I know what I say won’t change anything and I can accept that, but if you want to find love in the future, you need to know that by not opening yourself up completely, you won’t find it. I don’t want you to turn out miserable like I have been the past four years and not being able to open yourself up to people after a bad split. It is not a fun position to be in. So I hope that you will think about what I say and hopefully find some meaning in it.
Remember, if you don't put yourself 100% into a relationship you obviously won't have those feelings. Because you won't let those feelings happen.
Ben never said anything back to it but all I can hope is that there was some truth in what I said and that he takes the advice that I gave him. Because I've been there.

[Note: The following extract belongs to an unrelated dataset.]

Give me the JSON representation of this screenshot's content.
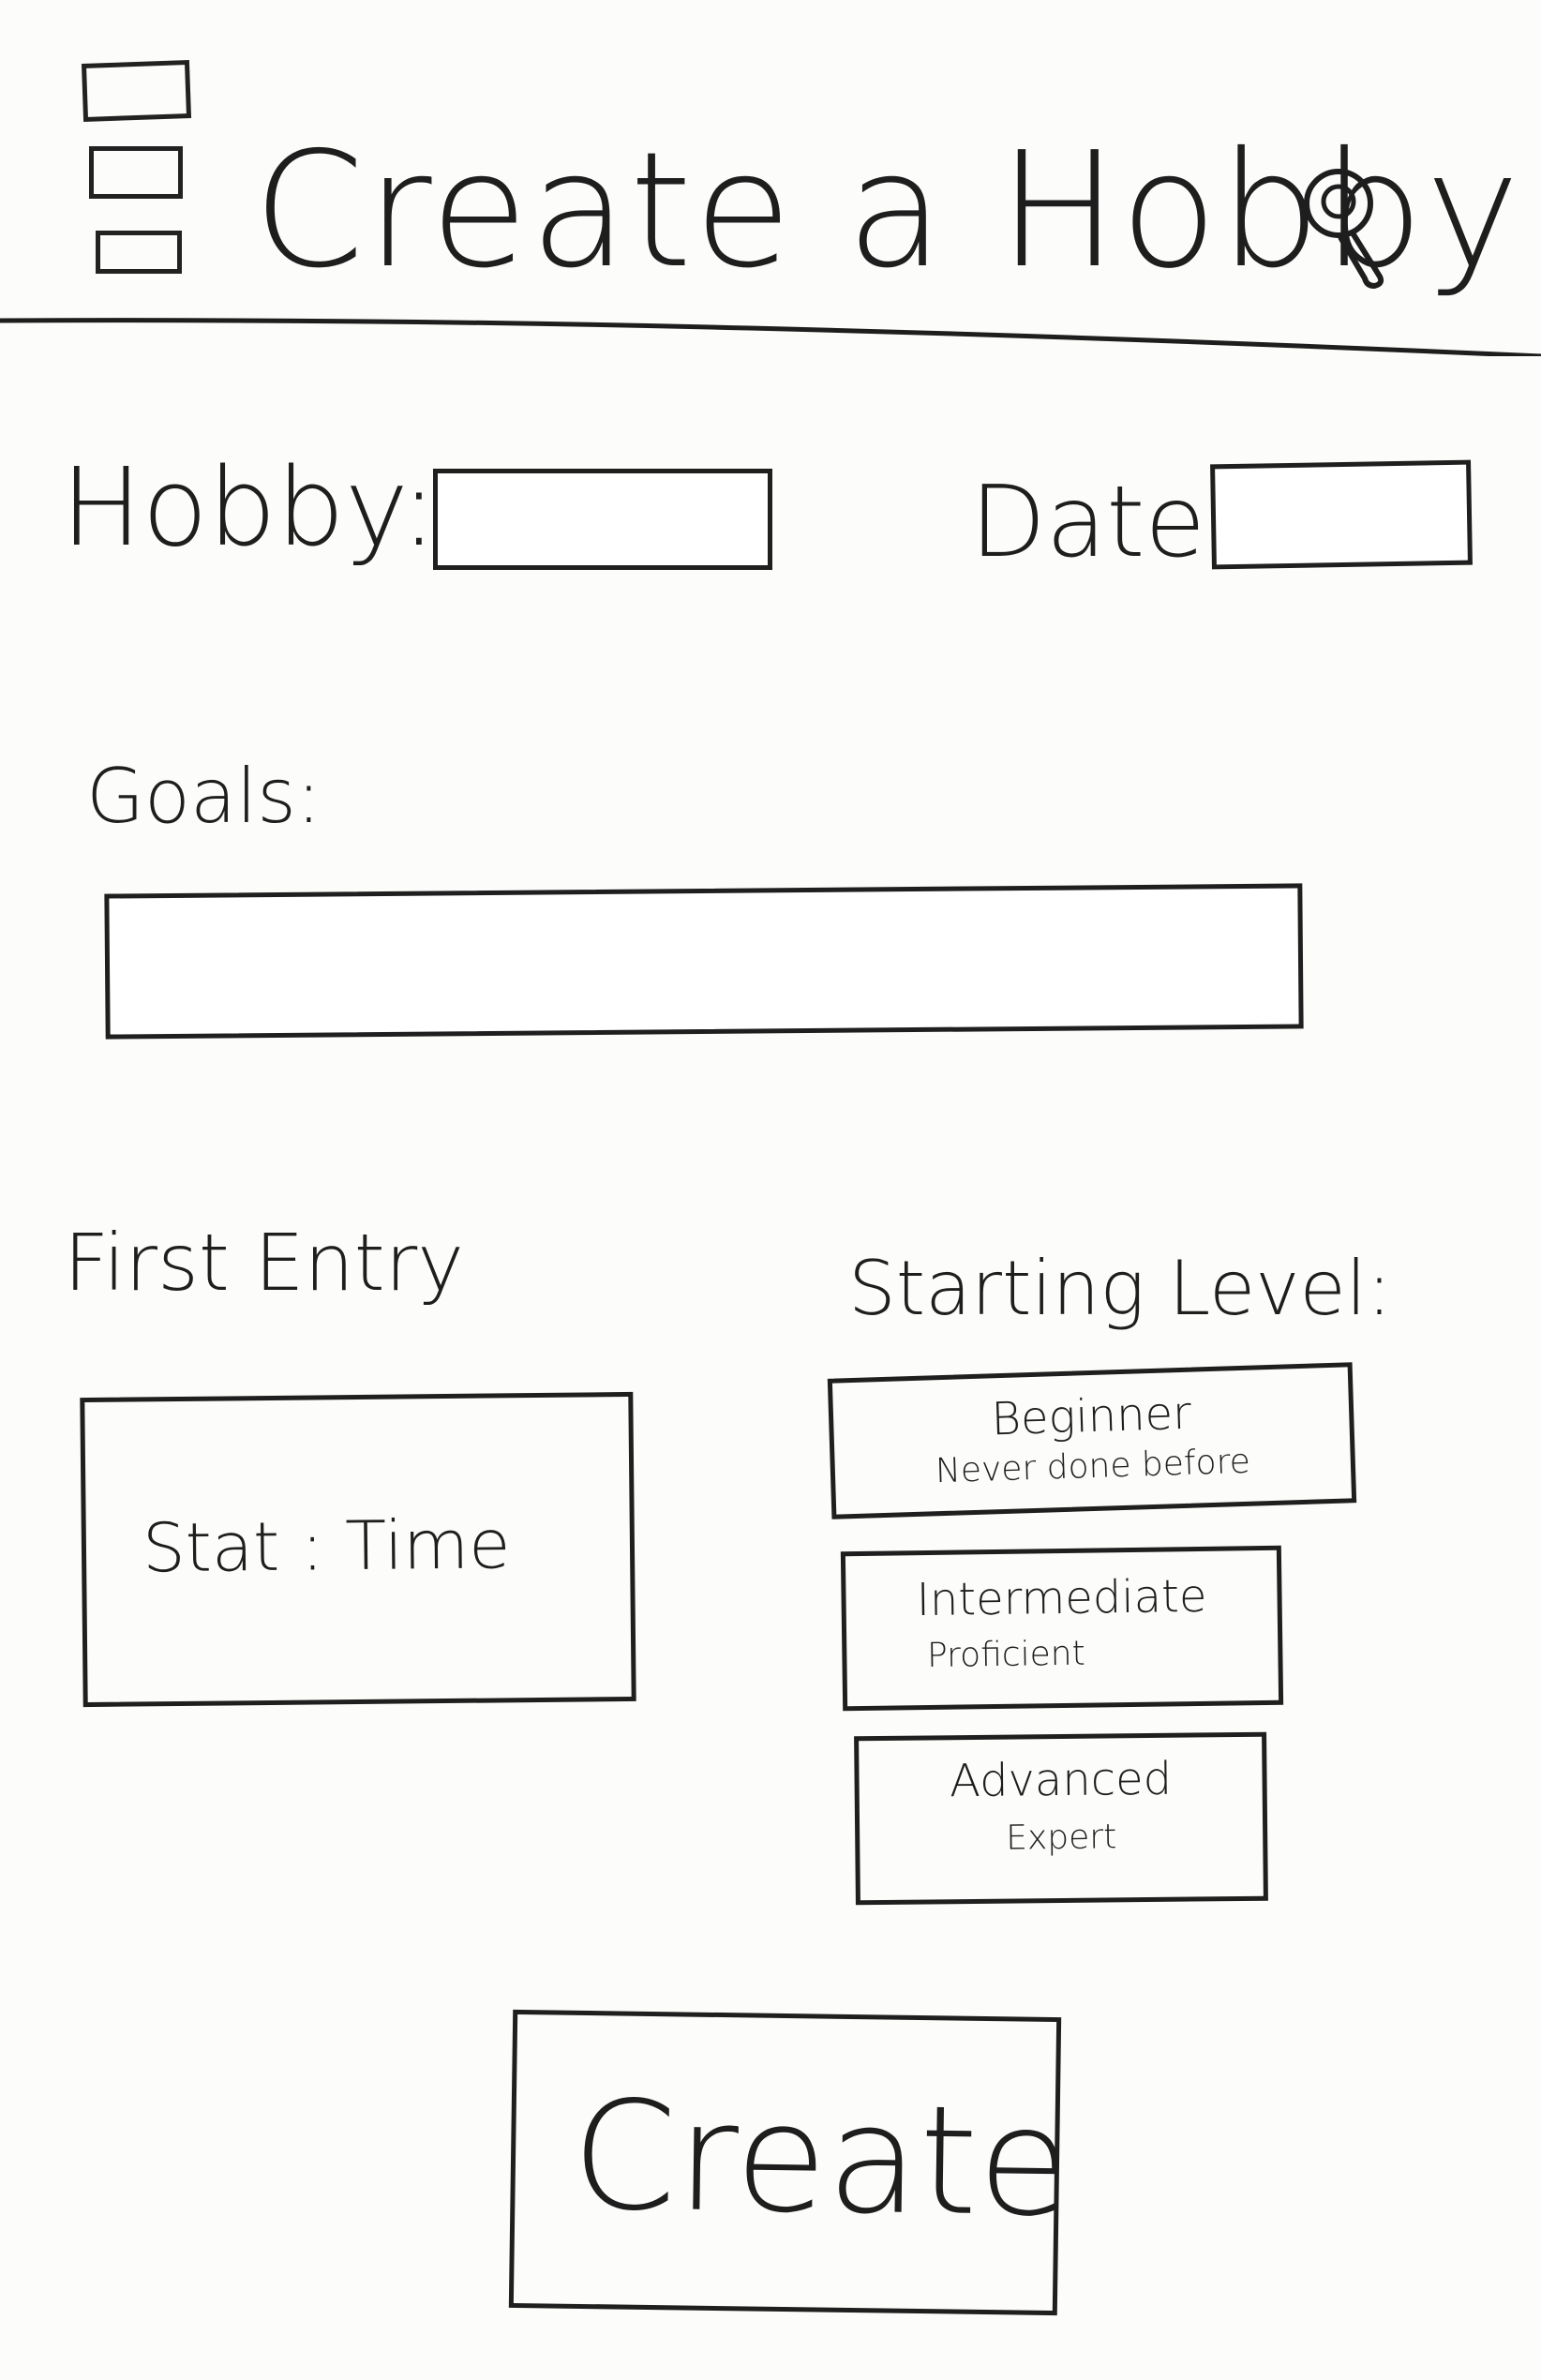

So last Sunday was Valentine's Day. My least favorite holiday of the year. I don't think it helps that I have been single for 21/22 valentine's days. And now with the recent split from Ben, I was really worried that i was going to be a mess. But I wasn't. I got through the day without one tear. And that made me really proud of myself and let me think that I was okay with all of this now and ready to move on.

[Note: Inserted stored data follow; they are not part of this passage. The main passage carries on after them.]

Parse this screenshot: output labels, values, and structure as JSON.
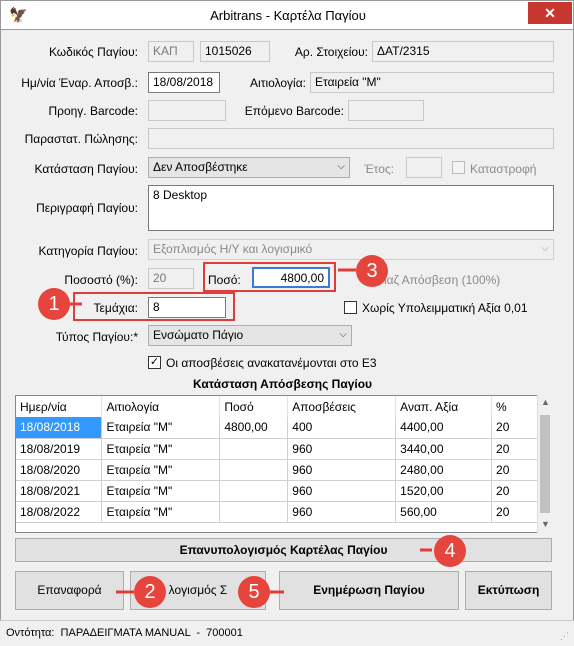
{
  "window": {
    "title": "Arbitrans - Καρτέλα Παγίου",
    "close_glyph": "✕",
    "app_icon": "bird-icon"
  },
  "form": {
    "asset_code": {
      "label": "Κωδικός Παγίου:",
      "prefix": "ΚΑΠ",
      "value": "1015026"
    },
    "doc_no": {
      "label": "Αρ. Στοιχείου:",
      "value": "ΔΑΤ/2315"
    },
    "start_date": {
      "label": "Ημ/νία Έναρ. Αποσβ.:",
      "value": "18/08/2018"
    },
    "reason": {
      "label": "Αιτιολογία:",
      "value": "Εταιρεία \"Μ\""
    },
    "prev_barcode": {
      "label": "Προηγ. Barcode:",
      "value": ""
    },
    "next_barcode": {
      "label": "Επόμενο Barcode:",
      "value": ""
    },
    "sale_doc": {
      "label": "Παραστατ. Πώλησης:",
      "value": ""
    },
    "status": {
      "label": "Κατάσταση Παγίου:",
      "value": "Δεν Αποσβέστηκε"
    },
    "year": {
      "label": "Έτος:",
      "value": ""
    },
    "destruction": {
      "label": "Καταστροφή",
      "checked": false
    },
    "description": {
      "label": "Περιγραφή Παγίου:",
      "value": "8 Desktop"
    },
    "category": {
      "label": "Κατηγορία Παγίου:",
      "value": "Εξοπλισμός Η/Υ και λογισμικό"
    },
    "percent": {
      "label": "Ποσοστό (%):",
      "value": "20"
    },
    "amount": {
      "label": "Ποσό:",
      "value": "4800,00"
    },
    "full_depr": {
      "label": "ιαζ Απόσβεση (100%)"
    },
    "pieces": {
      "label": "Τεμάχια:",
      "value": "8"
    },
    "no_residual": {
      "label": "Χωρίς Υπολειμματική Αξία 0,01",
      "checked": false
    },
    "asset_type": {
      "label": "Τύπος Παγίου:*",
      "value": "Ενσώματο Πάγιο"
    },
    "e3_check": {
      "label": "Οι αποσβέσεις ανακατανέμονται στο Ε3",
      "checked": true
    }
  },
  "schedule": {
    "title": "Κατάσταση Απόσβεσης Παγίου",
    "columns": [
      "Ημερ/νία",
      "Αιτιολογία",
      "Ποσό",
      "Αποσβέσεις",
      "Αναπ. Αξία",
      "%"
    ],
    "rows": [
      [
        "18/08/2018",
        "Εταιρεία \"Μ\"",
        "4800,00",
        "400",
        "4400,00",
        "20"
      ],
      [
        "18/08/2019",
        "Εταιρεία \"Μ\"",
        "",
        "960",
        "3440,00",
        "20"
      ],
      [
        "18/08/2020",
        "Εταιρεία \"Μ\"",
        "",
        "960",
        "2480,00",
        "20"
      ],
      [
        "18/08/2021",
        "Εταιρεία \"Μ\"",
        "",
        "960",
        "1520,00",
        "20"
      ],
      [
        "18/08/2022",
        "Εταιρεία \"Μ\"",
        "",
        "960",
        "560,00",
        "20"
      ]
    ]
  },
  "buttons": {
    "recalc": "Επανυπολογισμός Καρτέλας Παγίου",
    "reset": "Επαναφορά",
    "calc_partial": "λογισμός Σ",
    "update": "Ενημέρωση Παγίου",
    "print": "Εκτύπωση"
  },
  "status_bar": {
    "text": "Οντότητα:  ΠΑΡΑΔΕΙΓΜΑΤΑ MANUAL  -  700001"
  },
  "callouts": [
    "1",
    "2",
    "3",
    "4",
    "5"
  ],
  "colors": {
    "callout": "#e5453d",
    "selection": "#3399ff",
    "close": "#c7372f"
  }
}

However, last night, drunk me still wasn't ready to move on I guess. I went out drinking for one last hurrah since I'm giving it up for Lent. The end of the night at the bars is really fuzzy and I don't really remember leaving or walking home, but what I do remember is balling my eyes out on the way home because of Ben. Why exactly, I am not sure, but I just remember crying. And not being able to get the keys out of the door. But that isn't important. Anyways, I ended up texting Ben last night saying how it sucks that I'm still in love with him. And I guess I tried calling him. I don't recall any of this. All I know is that it was stupid and I had no reason to say those things because I don't know if I really mean them. I guess drunk me does but sober me believes that I am okay. So Ben, if you end up reading this, know that I am really sorry again and I want us to go back to how things were going when we were just talking and goofying around.

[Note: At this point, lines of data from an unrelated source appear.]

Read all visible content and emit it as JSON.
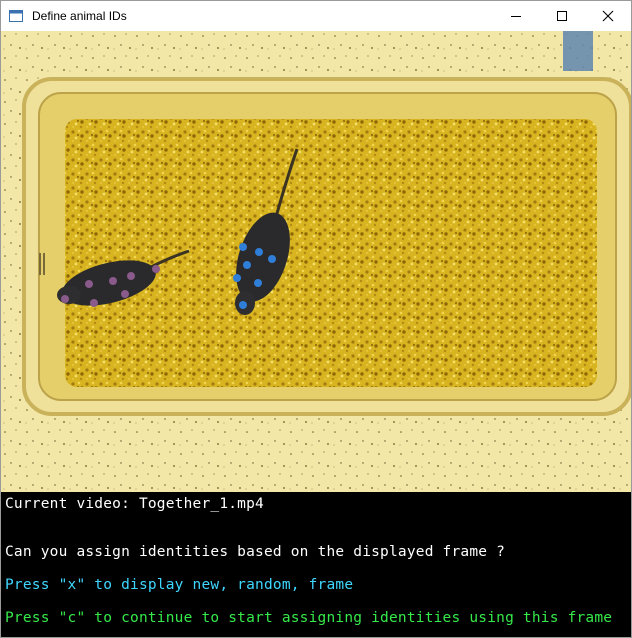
{
  "window": {
    "title": "Define animal IDs",
    "controls": {
      "minimize_icon": "minimize-icon",
      "maximize_icon": "maximize-icon",
      "close_icon": "close-icon"
    }
  },
  "frame": {
    "description_icon": "video-frame",
    "animals": [
      {
        "id": "animal-1",
        "keypoint_color": "#8a5a8a"
      },
      {
        "id": "animal-2",
        "keypoint_color": "#2f7fd8"
      }
    ]
  },
  "info": {
    "current_video": "Current video: Together_1.mp4",
    "question": "Can you assign identities based on the displayed frame ?",
    "instruction_x": "Press \"x\" to display new, random, frame",
    "instruction_c": "Press \"c\" to continue to start assigning identities using this frame"
  },
  "colors": {
    "instruction_x": "#3fd7ff",
    "instruction_c": "#36e94a",
    "text": "#ffffff",
    "panel_bg": "#000000"
  }
}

Anyways... I stumbled upon this website tonight looking for recipes and found something else that hits close to home. It is titled "Do you Miss Him or the Relationship?" http://collegecandy.com/2010/02/13/lh-do-you-miss-him-or-the-relationship/#more-50838
When I read this part of the article I just couldn't believe at how true it was and how I couldn't figure it out myself. But either way, it is insightful and worth a thought:
College relationships bring comfort and ease during a time in our lives that is filled with uncertainty. We’re unsure about our future, our jobs, our grades, our finances, and are generally stressed out. We look at our guys as the one thing we can count on always; to support us, to love us, to cuddle with us after a long day of class and studying. Not to mention that being single is exhausting!
The part I bolded is exactly true in my eyes and is probably what I really miss. So thank you collegecandy for that insightful look into an area I couldn't see.
Alright... I gotta update my other blog now. Hoping that this hangover headache will go away by morning!